Higher Education Is Foundation of U.S. Economic Competitiveness
There’s much at stake for higher education that reaches beyond the different political philosophy, chronic dysfunction, and incremental governmental bureaucratic practices. From an economic perspective, higher education plays two important roles in the American economy:
- The first is that it trains an educated workforce through programs that adjust this education to evolving economic needs.
- The second is that the “eds and meds” complexes of America largely moved the American economy – and the regions that they support — into a competitive post-industrial global economy. They are the foundation for the future of American competitiveness in a global market.
These centers of innovation and creativity are typically in urban, blue states or in regions where the voters historically vote or are trending blue. They inhabit one side of a cultural divide in an anxious America. They welcome immigrants, many of whom provide the talent and skill sets to keep the “eds and meds” miracle happening. As such, the “eds and meds” community has a great deal at stake as the states and the federal government move the chess pieces around.
Many in the western U.S. repeat a saying that is pertinent to this discussion: “I’m from the government and I’m here to help.” But, in fact, government at all levels does have the perspective and resources that can move the needle.
What government lacks are the courage and consensus to put an investment strategy in place. Government funding is a rationing tool built on an annual funding cycle. This hardly supports imaginative and enlightened government policy and programs.
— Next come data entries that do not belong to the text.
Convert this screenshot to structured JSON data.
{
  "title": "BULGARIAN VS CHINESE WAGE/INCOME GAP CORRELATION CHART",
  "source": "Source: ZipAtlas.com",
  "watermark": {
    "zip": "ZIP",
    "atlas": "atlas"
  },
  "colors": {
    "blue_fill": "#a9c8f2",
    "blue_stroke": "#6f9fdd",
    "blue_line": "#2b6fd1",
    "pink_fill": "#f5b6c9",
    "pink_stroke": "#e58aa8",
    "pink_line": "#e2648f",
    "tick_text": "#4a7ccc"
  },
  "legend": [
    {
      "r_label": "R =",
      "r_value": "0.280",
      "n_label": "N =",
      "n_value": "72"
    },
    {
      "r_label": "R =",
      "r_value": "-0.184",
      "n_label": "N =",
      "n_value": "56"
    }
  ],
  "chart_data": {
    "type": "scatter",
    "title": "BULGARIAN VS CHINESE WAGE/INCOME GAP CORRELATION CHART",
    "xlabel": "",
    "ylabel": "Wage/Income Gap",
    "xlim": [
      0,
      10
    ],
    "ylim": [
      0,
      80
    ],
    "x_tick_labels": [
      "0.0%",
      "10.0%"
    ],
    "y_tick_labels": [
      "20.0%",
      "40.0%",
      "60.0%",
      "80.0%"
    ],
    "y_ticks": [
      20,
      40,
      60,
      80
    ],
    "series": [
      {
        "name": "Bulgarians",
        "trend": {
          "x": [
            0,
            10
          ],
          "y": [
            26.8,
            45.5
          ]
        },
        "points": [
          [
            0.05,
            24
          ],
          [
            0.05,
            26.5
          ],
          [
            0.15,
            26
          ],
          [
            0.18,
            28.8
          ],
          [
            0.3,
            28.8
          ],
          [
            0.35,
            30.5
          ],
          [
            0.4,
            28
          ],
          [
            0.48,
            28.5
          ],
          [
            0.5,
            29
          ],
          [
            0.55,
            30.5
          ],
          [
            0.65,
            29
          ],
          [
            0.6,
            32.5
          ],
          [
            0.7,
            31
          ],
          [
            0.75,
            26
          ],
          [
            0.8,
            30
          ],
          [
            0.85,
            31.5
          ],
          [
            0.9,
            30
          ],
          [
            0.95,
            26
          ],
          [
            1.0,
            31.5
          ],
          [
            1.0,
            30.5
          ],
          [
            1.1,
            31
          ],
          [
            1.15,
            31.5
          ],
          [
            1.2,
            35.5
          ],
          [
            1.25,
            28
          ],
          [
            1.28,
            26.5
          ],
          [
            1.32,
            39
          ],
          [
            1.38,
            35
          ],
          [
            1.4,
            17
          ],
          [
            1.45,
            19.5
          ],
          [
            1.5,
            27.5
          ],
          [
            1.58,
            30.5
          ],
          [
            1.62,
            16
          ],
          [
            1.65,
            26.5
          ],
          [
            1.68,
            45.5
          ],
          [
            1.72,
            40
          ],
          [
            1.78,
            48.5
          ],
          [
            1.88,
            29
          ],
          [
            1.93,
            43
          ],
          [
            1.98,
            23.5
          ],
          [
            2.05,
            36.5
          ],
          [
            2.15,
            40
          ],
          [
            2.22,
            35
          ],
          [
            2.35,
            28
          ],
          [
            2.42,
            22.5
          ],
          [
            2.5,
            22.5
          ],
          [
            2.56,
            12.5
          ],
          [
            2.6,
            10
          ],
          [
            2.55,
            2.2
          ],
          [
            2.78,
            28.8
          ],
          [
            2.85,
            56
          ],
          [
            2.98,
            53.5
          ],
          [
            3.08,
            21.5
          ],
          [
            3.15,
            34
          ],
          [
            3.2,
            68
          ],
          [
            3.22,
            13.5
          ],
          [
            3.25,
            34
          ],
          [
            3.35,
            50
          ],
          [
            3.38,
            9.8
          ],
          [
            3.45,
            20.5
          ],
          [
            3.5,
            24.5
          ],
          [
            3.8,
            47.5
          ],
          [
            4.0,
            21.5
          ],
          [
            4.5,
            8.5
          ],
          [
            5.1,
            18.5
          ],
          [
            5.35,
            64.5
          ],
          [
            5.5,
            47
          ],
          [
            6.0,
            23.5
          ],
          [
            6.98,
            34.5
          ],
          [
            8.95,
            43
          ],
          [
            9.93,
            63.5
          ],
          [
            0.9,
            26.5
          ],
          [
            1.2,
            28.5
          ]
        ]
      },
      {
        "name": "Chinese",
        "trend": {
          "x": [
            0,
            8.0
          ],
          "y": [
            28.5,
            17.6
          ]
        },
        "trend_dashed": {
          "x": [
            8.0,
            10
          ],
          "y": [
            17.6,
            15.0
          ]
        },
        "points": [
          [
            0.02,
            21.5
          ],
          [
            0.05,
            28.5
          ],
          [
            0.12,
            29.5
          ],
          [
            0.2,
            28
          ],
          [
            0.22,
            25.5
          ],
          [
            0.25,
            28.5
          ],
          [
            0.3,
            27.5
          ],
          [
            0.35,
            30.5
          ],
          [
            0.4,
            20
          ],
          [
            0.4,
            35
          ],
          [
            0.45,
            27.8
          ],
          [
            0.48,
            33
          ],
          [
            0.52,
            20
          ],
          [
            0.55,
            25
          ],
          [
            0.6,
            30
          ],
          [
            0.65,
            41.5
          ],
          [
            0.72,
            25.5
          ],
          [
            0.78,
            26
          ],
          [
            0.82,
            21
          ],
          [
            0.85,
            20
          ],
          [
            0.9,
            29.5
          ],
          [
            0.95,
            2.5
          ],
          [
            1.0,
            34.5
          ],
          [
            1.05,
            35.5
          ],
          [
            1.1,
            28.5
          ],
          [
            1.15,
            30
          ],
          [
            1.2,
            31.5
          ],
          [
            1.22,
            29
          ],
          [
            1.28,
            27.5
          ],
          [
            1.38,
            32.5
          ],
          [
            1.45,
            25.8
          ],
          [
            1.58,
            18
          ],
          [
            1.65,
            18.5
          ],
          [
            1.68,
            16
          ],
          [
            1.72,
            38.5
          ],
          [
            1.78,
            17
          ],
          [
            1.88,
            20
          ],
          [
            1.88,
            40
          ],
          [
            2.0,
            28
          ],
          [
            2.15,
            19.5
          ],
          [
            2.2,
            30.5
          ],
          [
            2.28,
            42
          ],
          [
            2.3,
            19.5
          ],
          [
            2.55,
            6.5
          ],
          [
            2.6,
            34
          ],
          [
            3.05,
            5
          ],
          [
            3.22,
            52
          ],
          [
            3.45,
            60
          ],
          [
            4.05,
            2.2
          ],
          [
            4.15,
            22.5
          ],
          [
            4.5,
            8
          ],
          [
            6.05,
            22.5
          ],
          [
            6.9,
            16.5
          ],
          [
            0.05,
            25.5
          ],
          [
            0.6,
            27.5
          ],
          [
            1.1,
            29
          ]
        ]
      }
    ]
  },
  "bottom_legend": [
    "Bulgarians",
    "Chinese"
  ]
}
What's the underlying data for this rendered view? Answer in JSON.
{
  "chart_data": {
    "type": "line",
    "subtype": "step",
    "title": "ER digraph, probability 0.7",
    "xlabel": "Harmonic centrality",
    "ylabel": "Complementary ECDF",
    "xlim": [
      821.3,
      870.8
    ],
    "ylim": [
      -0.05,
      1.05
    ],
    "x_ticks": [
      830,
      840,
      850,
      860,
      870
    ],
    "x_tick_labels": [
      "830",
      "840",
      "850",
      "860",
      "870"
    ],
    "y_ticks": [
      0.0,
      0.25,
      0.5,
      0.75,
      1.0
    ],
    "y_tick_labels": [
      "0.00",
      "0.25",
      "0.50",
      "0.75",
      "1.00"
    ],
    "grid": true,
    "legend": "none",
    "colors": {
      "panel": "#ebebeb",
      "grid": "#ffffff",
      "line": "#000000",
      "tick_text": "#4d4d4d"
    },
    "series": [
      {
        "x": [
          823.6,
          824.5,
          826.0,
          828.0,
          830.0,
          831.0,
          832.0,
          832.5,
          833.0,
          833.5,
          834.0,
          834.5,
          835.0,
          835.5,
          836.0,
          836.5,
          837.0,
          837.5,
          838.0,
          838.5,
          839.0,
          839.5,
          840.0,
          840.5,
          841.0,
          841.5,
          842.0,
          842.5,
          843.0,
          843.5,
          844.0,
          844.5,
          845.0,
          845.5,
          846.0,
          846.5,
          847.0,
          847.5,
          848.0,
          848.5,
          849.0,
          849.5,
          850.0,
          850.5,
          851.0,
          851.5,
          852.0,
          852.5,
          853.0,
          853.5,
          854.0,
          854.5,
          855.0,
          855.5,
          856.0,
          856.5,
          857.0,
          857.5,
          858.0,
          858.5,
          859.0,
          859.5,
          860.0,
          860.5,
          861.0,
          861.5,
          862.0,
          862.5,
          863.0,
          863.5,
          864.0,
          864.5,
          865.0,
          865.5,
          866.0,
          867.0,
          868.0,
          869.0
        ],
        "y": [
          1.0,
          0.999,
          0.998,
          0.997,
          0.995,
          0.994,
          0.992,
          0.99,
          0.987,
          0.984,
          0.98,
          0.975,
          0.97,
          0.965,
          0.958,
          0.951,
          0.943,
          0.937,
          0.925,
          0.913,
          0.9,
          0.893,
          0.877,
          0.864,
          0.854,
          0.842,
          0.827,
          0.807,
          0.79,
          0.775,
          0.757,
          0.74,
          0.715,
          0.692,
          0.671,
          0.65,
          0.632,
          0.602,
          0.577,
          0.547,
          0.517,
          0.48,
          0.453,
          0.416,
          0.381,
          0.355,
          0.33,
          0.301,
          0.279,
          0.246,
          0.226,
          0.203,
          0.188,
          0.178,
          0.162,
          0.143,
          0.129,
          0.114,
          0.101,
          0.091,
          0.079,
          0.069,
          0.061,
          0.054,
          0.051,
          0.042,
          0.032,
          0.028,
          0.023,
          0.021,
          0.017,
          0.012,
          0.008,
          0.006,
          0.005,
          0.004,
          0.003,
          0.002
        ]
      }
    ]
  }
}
We can have the debate over whether higher taxes, deficit funding, or better economic growth will ultimately pay the investment bill. But America must get over its deeply partisan divide to support what drives the American economy.
Mr. Summers was right. Having the vision and confidence to invest strategically — despite the competing pressures on government budgets — makes sense. Combining the social and cultural need to invest in better schools with the economic necessity to make infrastructure and life science investments is a sane path forward.